How can I read a CSV with a different delimiter from a string?

You can specify the delimiter using the sep parameter in the pd.read_csv() function. For example, if our CSV contains tab-separated, csv_string = "col1\tcol2\n1\t2\n3\t4"
df = pd.read_csv(StringIO(csvstring), sep='\t')

How to handle CSVs with a header in the string?

If your CSV string has a header, you can use the header parameter in pd.read_csv. By default, it is set to ‘infer’, which means Pandas will try to infer the header. For example, df = pd.read_csv(StringIO(csvstring))

Is it possible to skip rows when reading from a CSV string?

Yes, you can use the skiprows parameter to skip a specific number of rows from the beginning of the file. For example,
df = pd.read_csv(StringIO(csvstring), skiprows=1)

How can I handle missing values when reading from a CSV string?

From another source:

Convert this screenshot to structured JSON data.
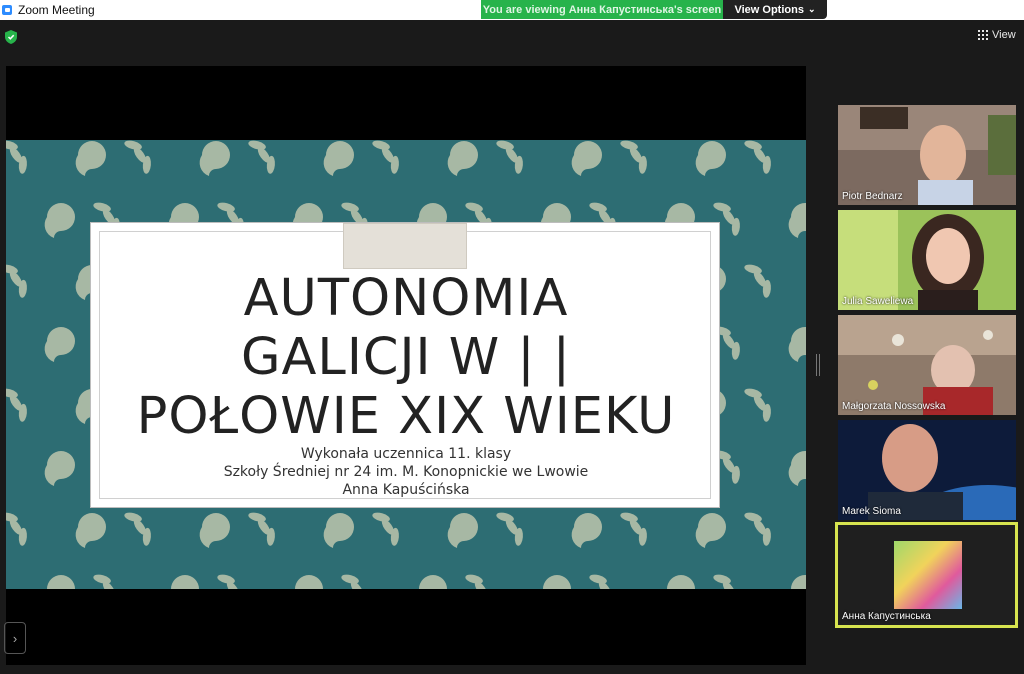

The na_values parameter allows you to specify a list of values to be treated as NaN. For example, df = pd.read_csv(StringIO(csvstring), na_values=[''])

Conclusion

In this article, you have learned to load a CSV from a String with and without a header and assign custom column names. Loading can be done by using the StringIO package or by just splitting the CSV into a list of lists and creating a DataFrame from it.